Il attaqua son pote, bille du passé en tête :

— Il y a une vingtaine d’années, révéla-t-il à Bob, Charco et Barba ont fait naufrage au large de Planier. Ils étaient accompagnés d’un jeune couple qui a péri noyé. Marcello, a retrouvé l’identité des victimes. Je te la donne en mille, il s’agit des parents du minot !

— Impossible, s’étouffa le boss, incrédule. Vous êtes fous ? Hier encore la brave femme lui a téléphoné !

Et, pour signifier sa colère, il écrasa sa paume avec fracas sur le plateau de la table bistrot. Derrière son zinc, Gégé le sermonna d’un signe réprobateur tandis que Marius, indifférent au geste rageur de son ami d’enfance, poursuivait sa démonstration, imperturbable :

— Qu’il affirme ! Sa mère comme son père sont bien décédés. Les corps des malheureux Cousin ont été retrouvés du côté de Carry, ils ont été identifiés. Aucun doute possible, mon vieux. Thierry est orphelin. Il a été élevé par ses grands-parents paternels dans la Nièvre. Il n’a plus personne ici-bas car ses aïeuls maternels s’en sont allés eux-aussi.

— Et les coups de fil de sa maman ?

— Qu’il dit ! Une connerie !

La cervelle de Bob ne fit qu’un tour :

— Vous prétendez que Thierry nous aurait manipulés ?

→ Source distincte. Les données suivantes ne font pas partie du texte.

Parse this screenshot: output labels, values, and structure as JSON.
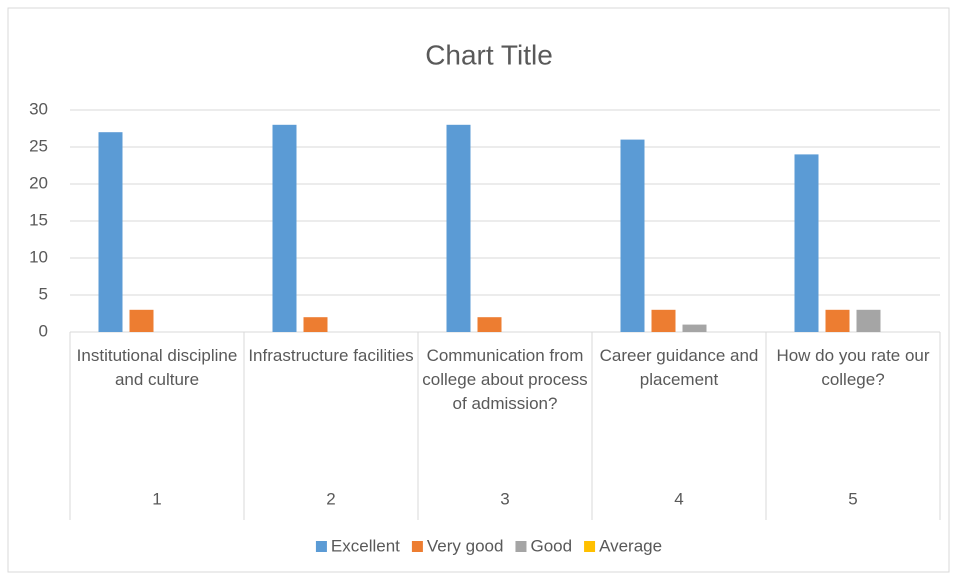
{
  "chart_data": {
    "type": "bar",
    "title": "Chart Title",
    "categories": [
      "Institutional discipline and culture",
      "Infrastructure facilities",
      "Communication from college about process of admission?",
      "Career guidance and placement",
      "How do you rate our college?"
    ],
    "category_numbers": [
      "1",
      "2",
      "3",
      "4",
      "5"
    ],
    "series": [
      {
        "name": "Excellent",
        "color": "#5b9bd5",
        "values": [
          27,
          28,
          28,
          26,
          24
        ]
      },
      {
        "name": "Very good",
        "color": "#ed7d31",
        "values": [
          3,
          2,
          2,
          3,
          3
        ]
      },
      {
        "name": "Good",
        "color": "#a5a5a5",
        "values": [
          0,
          0,
          0,
          1,
          3
        ]
      },
      {
        "name": "Average",
        "color": "#ffc000",
        "values": [
          0,
          0,
          0,
          0,
          0
        ]
      }
    ],
    "ylim": [
      0,
      30
    ],
    "yticks": [
      0,
      5,
      10,
      15,
      20,
      25,
      30
    ],
    "grid": true,
    "legend": "bottom"
  }
}
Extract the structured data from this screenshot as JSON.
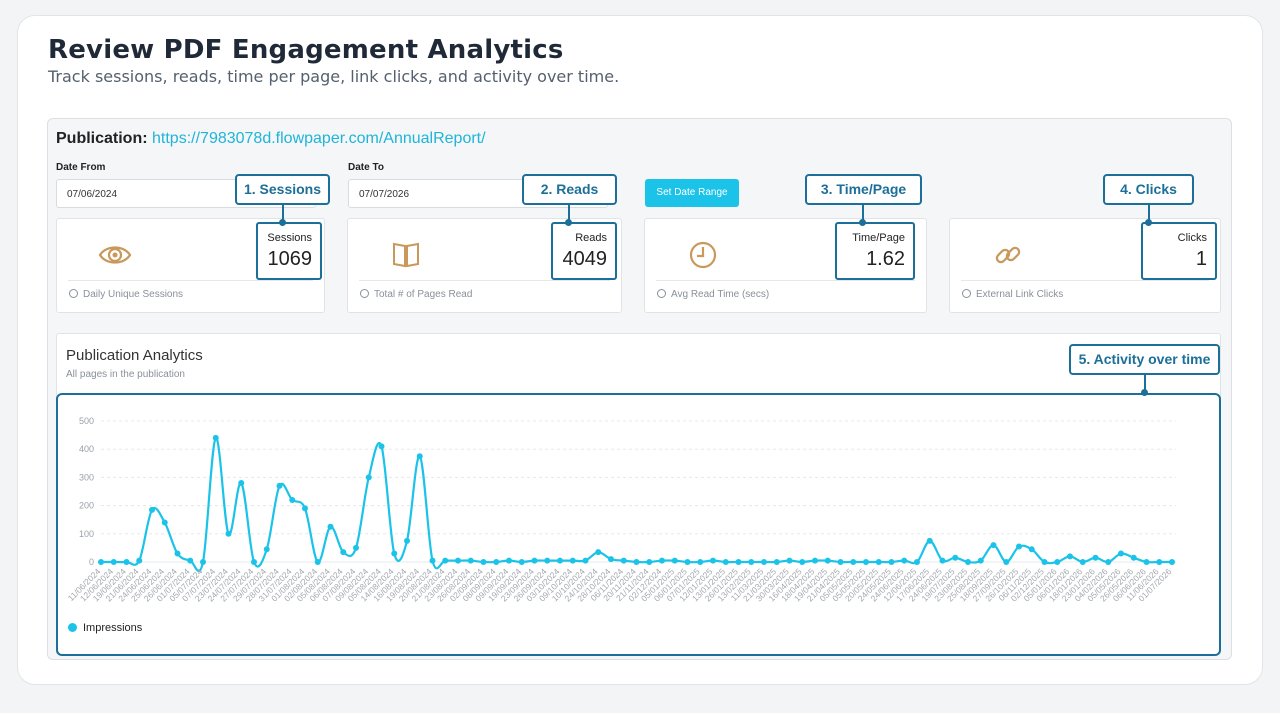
{
  "header": {
    "title": "Review PDF Engagement Analytics",
    "subtitle": "Track sessions, reads, time per page, link clicks, and activity over time."
  },
  "publication": {
    "label": "Publication:",
    "url": "https://7983078d.flowpaper.com/AnnualReport/"
  },
  "filters": {
    "date_from_label": "Date From",
    "date_from_value": "07/06/2024",
    "date_to_label": "Date To",
    "date_to_value": "07/07/2026",
    "set_range_button": "Set Date Range"
  },
  "metrics": [
    {
      "icon": "eye-icon",
      "label": "Sessions",
      "value": "1069",
      "footer": "Daily Unique Sessions",
      "callout": "1. Sessions"
    },
    {
      "icon": "book-icon",
      "label": "Reads",
      "value": "4049",
      "footer": "Total # of Pages Read",
      "callout": "2. Reads"
    },
    {
      "icon": "clock-icon",
      "label": "Time/Page",
      "value": "1.62",
      "footer": "Avg Read Time (secs)",
      "callout": "3. Time/Page"
    },
    {
      "icon": "link-icon",
      "label": "Clicks",
      "value": "1",
      "footer": "External Link Clicks",
      "callout": "4. Clicks"
    }
  ],
  "analytics": {
    "title": "Publication Analytics",
    "subtitle": "All pages in the publication",
    "callout": "5. Activity over time",
    "legend": "Impressions"
  },
  "colors": {
    "accent": "#1cc3e8",
    "callout": "#1b6f98",
    "icon": "#c8995a"
  },
  "chart_data": {
    "type": "line",
    "ylim": [
      0,
      500
    ],
    "yticks": [
      0,
      100,
      200,
      300,
      400,
      500
    ],
    "grid": true,
    "legend_position": "bottom-left",
    "x": [
      "11/06/2024",
      "12/06/2024",
      "19/06/2024",
      "21/06/2024",
      "24/06/2024",
      "25/06/2024",
      "26/06/2024",
      "01/07/2024",
      "05/07/2024",
      "07/07/2024",
      "23/07/2024",
      "24/07/2024",
      "27/07/2024",
      "29/07/2024",
      "28/07/2024",
      "31/07/2024",
      "01/08/2024",
      "02/08/2024",
      "05/08/2024",
      "06/08/2024",
      "07/08/2024",
      "09/08/2024",
      "05/08/2024",
      "14/08/2024",
      "16/08/2024",
      "19/08/2024",
      "20/08/2024",
      "21/08/2024",
      "23/08/2024",
      "26/08/2024",
      "02/09/2024",
      "08/09/2024",
      "09/09/2024",
      "19/09/2024",
      "23/09/2024",
      "26/09/2024",
      "03/10/2024",
      "09/10/2024",
      "10/10/2024",
      "24/10/2024",
      "28/10/2024",
      "06/11/2024",
      "20/11/2024",
      "21/11/2024",
      "02/12/2024",
      "05/01/2025",
      "06/01/2025",
      "07/01/2025",
      "12/01/2025",
      "13/01/2025",
      "26/01/2025",
      "13/02/2025",
      "11/03/2025",
      "21/03/2025",
      "30/03/2025",
      "16/04/2025",
      "18/04/2025",
      "19/04/2025",
      "21/04/2025",
      "05/05/2025",
      "05/05/2025",
      "20/05/2025",
      "24/05/2025",
      "24/06/2025",
      "12/06/2025",
      "17/06/2025",
      "24/06/2025",
      "19/07/2025",
      "23/08/2025",
      "25/08/2025",
      "18/09/2025",
      "27/09/2025",
      "26/10/2025",
      "06/11/2025",
      "02/12/2025",
      "05/01/2026",
      "06/01/2026",
      "18/01/2026",
      "23/01/2026",
      "04/02/2026",
      "05/05/2026",
      "26/05/2026",
      "06/06/2026",
      "11/06/2026",
      "01/07/2026"
    ],
    "series": [
      {
        "name": "Impressions",
        "values": [
          0,
          0,
          0,
          5,
          185,
          140,
          30,
          5,
          0,
          440,
          100,
          280,
          0,
          45,
          270,
          220,
          190,
          0,
          125,
          35,
          50,
          300,
          410,
          30,
          75,
          375,
          5,
          5,
          5,
          5,
          0,
          0,
          5,
          0,
          5,
          5,
          5,
          5,
          5,
          35,
          10,
          5,
          0,
          0,
          5,
          5,
          0,
          0,
          5,
          0,
          0,
          0,
          0,
          0,
          5,
          0,
          5,
          5,
          0,
          0,
          0,
          0,
          0,
          5,
          0,
          75,
          5,
          15,
          0,
          5,
          60,
          0,
          55,
          45,
          0,
          0,
          20,
          0,
          15,
          0,
          30,
          15,
          0,
          0,
          0
        ]
      }
    ]
  }
}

Marcello sortit de son silence, conciliant :

— Non pas ! On n’en sait rien, mais on le présume, rectifia-t-il. Cependant, on pourrait supposer que son mobile serait d’ordre familial comme la…

Le Doyen n’eut pas le temps de finir sa phrase.

— La vengeance ! s’emballa son supérieur.

— C’est ça ! le gosse pourrait tenir les docteurs, survivants du drame, comme responsables de son malheur. La presse de l’époque, les a d’ailleurs incriminés pour non-assistance à personne en danger. Par la suite, l’enquête les a blanchis. Ils ont obtenu un non-lieu sans équivoque.

— Non, non, vous êtes fous ! renchérit Marino dans un ultime baroud d’honneur.

Marius ramena le calme par des propos flatteurs :

— On a besoin de toi, Bob. J’ai filé Thierry. Il s’est rendu hier dans l’arrière-pays varois et il a planqué un paquet, je crois, ou autre chose, je ne sais pas. Nous n’y avons pas touché pour ne pas compromettre la scène de crime, si crime il y a bien sûr. On peut t’y emmener et voir ensemble.

Un moment circonspect, Bob évalua tout l’intérêt, notamment personnel, qu’il aurait à pousser les investigations dans cette voie.

— OK. Mais on ne va pas faire ça à l’arrache. Je demande au juge une commission rogatoire. J’espère que je ne vais pas passer pour un con, une fois de plus !

Personne ne pouvait lui garantir certes le succès de l’opération.

— Au point où tu en es, tu n’as plus rien à perdre, objecta Marius.

Robert Marino se serait passé de la remarque. Il ne broncha pas car elle tombait sous le sens.

Avant de se séparer, ils convinrent d’agir dans le plus grand secret : ne pas informer la brigade, ni les journalistes afin de ne pas réveiller la méfiance de Thierry. La confidentialité absolue de l’appareil judiciaire était donc de rigueur. Mieux, elle s’imposait à tous.